Rosadi Jamani
- Ketua Satupena Kalbar
MASIH cerita dunia mata-mata. Kalau sebelumnya saya sudah mengenalkan Richart Sorge dan Mata Hari, spionase legendaris dunia, tak adil kalau tak mengenalkan mata-mata negeri sendiri. Salah satunya Benny Mordani, sang artisitek mata-mata legendaris Indonesia. Mungkin tak ada senang tokoh ini, silakan saja. Saya hanya menuliskannya dalam perspektif intelijen. Mari simak narasinya sambil seruput kopi tanpa gula, wak!
Di dunia intelijen, yang paling berbahaya bukan menembak, tapi yang tahu siapa yang harus ditembak, dan kapan harus diam. Benny Moerdani, nama yang kalau disebut di ruang rapat Orde Baru bisa membuat kolonel muda mendadak kehilangan selera makan. Dia adalah arsitek di balik jantung tersembunyi keamanan Indonesia. Ia tidak lahir dengan tanda bintang di pundak, tapi dengan naluri tajam seorang pemburu yang tahu bahwa republik muda ini hanya bisa bertahan jika punya mata di mana-mana.

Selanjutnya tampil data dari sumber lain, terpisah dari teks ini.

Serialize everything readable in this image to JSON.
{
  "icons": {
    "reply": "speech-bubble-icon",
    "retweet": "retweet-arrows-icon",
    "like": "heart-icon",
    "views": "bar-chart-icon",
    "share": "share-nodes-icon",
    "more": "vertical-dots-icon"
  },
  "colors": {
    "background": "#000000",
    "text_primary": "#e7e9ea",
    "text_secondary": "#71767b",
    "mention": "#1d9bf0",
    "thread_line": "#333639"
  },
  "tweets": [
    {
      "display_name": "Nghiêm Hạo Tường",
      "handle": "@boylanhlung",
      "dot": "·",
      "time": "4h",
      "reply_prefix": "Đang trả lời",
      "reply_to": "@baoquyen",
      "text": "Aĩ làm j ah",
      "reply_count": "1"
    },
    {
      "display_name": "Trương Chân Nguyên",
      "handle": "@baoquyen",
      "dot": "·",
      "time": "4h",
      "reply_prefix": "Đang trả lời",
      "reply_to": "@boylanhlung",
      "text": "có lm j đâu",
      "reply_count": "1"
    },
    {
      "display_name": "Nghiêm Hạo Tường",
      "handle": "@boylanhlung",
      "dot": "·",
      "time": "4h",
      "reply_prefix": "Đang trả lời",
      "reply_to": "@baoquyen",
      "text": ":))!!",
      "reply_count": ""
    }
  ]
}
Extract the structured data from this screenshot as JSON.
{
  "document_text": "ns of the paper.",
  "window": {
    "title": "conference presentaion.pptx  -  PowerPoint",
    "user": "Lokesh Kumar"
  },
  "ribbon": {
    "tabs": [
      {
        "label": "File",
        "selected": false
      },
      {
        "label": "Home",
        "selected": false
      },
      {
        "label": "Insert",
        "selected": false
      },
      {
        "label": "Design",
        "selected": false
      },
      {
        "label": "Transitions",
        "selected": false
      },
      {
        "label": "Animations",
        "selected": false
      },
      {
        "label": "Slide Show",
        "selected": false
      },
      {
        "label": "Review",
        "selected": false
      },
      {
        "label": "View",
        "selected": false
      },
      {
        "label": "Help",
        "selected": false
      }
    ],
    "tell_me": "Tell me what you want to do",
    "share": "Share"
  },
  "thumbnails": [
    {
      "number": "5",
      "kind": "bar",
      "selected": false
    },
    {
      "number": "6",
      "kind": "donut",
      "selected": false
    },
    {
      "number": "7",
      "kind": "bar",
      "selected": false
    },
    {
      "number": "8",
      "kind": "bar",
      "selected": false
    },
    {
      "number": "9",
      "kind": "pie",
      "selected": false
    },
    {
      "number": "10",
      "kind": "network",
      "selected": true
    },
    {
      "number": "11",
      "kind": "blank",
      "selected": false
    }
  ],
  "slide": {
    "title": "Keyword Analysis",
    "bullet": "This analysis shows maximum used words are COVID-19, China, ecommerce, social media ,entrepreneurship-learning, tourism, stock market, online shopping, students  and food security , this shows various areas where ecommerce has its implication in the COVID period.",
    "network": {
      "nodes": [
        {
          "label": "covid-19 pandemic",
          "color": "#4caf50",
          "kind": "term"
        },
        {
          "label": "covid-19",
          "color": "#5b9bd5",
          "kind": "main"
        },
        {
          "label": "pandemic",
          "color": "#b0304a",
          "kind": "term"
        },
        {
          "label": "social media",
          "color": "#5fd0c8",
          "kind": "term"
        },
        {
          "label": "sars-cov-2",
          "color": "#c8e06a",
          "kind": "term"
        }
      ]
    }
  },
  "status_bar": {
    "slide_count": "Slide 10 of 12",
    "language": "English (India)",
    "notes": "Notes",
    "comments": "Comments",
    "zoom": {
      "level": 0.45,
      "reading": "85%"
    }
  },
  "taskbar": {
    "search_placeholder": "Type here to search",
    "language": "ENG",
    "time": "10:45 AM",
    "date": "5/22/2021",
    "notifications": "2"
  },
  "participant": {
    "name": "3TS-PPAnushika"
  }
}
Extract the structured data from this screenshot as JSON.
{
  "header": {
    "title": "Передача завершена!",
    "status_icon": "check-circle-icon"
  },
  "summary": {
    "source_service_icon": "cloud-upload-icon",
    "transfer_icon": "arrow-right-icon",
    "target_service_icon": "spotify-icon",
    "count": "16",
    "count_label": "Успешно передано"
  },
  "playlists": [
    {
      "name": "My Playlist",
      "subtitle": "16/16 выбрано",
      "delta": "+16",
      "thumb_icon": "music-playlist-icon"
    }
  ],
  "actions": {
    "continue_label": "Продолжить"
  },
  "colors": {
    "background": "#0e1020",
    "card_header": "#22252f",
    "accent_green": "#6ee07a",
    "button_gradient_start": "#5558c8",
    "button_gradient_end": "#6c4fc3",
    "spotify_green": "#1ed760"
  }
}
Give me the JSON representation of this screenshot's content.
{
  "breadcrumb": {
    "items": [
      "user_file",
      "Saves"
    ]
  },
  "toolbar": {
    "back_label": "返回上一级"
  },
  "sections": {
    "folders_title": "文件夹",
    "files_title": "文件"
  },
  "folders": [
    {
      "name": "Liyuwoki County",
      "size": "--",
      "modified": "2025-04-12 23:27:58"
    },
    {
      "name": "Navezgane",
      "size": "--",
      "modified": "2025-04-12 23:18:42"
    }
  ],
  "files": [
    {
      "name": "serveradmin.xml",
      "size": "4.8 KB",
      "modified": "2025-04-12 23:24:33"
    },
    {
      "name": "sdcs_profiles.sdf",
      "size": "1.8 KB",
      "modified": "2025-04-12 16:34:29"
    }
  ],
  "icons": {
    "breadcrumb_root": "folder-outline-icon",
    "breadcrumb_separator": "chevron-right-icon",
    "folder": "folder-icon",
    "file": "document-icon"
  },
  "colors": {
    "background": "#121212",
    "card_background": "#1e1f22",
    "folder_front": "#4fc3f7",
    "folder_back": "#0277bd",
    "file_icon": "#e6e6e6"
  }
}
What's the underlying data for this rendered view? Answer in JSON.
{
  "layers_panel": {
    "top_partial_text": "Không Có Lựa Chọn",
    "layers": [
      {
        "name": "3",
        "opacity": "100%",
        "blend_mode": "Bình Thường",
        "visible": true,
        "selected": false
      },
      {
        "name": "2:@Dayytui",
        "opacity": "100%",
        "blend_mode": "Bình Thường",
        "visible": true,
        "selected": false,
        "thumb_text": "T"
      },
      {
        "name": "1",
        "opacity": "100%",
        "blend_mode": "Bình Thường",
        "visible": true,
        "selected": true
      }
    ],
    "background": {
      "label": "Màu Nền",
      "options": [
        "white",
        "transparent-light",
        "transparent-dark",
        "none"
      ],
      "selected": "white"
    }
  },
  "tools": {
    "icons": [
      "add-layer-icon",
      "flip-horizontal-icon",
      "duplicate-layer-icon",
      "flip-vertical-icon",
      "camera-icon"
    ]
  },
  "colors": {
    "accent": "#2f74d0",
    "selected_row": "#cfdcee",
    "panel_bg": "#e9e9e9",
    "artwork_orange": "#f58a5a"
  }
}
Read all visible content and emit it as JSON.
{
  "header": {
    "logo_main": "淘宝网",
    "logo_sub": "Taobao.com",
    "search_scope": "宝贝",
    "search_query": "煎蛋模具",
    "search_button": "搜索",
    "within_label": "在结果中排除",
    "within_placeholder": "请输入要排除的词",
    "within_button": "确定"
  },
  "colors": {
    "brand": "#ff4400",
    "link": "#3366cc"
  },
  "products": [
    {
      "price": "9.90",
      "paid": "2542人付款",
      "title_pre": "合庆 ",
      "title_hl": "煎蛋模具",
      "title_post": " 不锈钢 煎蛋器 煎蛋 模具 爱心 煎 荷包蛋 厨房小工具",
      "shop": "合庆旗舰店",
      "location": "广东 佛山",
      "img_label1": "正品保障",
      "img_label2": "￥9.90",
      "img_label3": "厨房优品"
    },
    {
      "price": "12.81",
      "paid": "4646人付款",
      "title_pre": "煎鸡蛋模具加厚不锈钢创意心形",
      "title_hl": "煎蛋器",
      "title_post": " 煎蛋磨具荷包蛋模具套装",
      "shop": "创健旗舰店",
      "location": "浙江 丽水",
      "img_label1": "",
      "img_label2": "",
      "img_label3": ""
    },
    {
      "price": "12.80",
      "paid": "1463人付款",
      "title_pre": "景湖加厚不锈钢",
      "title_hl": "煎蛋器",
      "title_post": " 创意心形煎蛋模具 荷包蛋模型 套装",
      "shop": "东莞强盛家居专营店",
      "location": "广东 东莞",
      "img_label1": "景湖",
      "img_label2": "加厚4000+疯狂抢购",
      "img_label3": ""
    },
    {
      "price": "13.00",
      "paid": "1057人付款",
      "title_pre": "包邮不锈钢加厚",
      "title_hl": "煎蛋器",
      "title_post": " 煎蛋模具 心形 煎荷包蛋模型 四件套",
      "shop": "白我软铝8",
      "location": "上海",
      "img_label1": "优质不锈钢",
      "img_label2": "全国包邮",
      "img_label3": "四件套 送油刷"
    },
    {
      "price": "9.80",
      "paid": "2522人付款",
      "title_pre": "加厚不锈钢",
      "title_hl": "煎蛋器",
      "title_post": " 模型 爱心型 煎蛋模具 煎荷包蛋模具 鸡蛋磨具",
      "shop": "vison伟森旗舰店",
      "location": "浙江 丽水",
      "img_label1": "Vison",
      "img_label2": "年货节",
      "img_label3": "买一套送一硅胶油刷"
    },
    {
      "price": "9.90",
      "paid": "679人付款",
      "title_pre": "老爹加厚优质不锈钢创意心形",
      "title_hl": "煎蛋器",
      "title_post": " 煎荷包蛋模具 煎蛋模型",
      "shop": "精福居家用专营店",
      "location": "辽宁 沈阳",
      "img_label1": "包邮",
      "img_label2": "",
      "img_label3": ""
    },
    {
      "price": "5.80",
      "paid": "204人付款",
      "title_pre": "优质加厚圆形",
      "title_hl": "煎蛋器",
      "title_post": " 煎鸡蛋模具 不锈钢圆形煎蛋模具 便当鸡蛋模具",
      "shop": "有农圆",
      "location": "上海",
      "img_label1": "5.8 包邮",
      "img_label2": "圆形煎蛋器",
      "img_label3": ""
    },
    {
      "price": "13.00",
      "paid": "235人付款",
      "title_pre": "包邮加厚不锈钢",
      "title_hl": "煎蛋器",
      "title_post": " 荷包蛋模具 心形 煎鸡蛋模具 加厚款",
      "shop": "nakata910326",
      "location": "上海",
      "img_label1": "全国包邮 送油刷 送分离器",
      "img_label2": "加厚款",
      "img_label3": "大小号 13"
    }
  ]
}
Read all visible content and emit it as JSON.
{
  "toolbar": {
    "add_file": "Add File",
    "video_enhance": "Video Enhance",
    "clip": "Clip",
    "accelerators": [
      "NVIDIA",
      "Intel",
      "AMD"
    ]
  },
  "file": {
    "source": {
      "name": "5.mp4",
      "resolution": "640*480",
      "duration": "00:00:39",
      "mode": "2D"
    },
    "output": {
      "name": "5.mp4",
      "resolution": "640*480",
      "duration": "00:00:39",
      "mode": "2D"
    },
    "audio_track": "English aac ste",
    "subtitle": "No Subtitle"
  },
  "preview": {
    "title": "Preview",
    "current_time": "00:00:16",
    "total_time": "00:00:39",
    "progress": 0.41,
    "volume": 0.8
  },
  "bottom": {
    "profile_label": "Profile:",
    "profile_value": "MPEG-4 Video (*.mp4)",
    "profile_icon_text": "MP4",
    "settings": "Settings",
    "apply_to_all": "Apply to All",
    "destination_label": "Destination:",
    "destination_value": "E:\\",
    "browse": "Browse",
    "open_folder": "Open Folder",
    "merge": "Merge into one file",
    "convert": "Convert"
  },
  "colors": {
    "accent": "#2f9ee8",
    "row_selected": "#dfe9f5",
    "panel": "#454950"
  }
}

Lahir di Blora, 2 Oktober 1932, Leonardus Benjamin Moerdani tumbuh di masa republik masih bau mesiu. Ia bergabung dengan TNI tahun 1952 dan langsung nyemplung ke dalam dunia operasi militer yang lebih mirip permainan catur berdarah. Dari PRRI, Permesta, sampai Trikora, Benny belajar satu hal, musuh bukan cuma yang membawa senjata, tapi juga yang tersenyum sambil menyembunyikan niat.
Ia adalah pendiri Kopassandha, cikal bakal Kopassus, pasukan elit yang dirancang untuk menembus tempat-tempat di mana diplomasi berhenti bekerja. Dalam dunia senyap itu, Benny seperti bayangan yang hidup di antara dokumen, sandi, dan langkah-langkah senyap di malam hari. Tapi yang membuatnya jadi legenda bukan cuma pistol atau strategi, melainkan kemampuannya membaca manusia.
Kisah paling monumental tentu Operasi Woyla, 1981. Pesawat Garuda DC-9 dibajak di Bangkok oleh kelompok ekstremis. Benny mengatur operasi pembebasan seperti sutradara yang tahu kapan adegan harus meledak. Dalam waktu singkat, sandera bebas, dunia terpana, dan reputasi Indonesia menanjak tajam. Di balik semua tepuk tangan, Benny hanya berkata pelan, “Tugas selesai.” Tak ada pesta, tak ada pidato.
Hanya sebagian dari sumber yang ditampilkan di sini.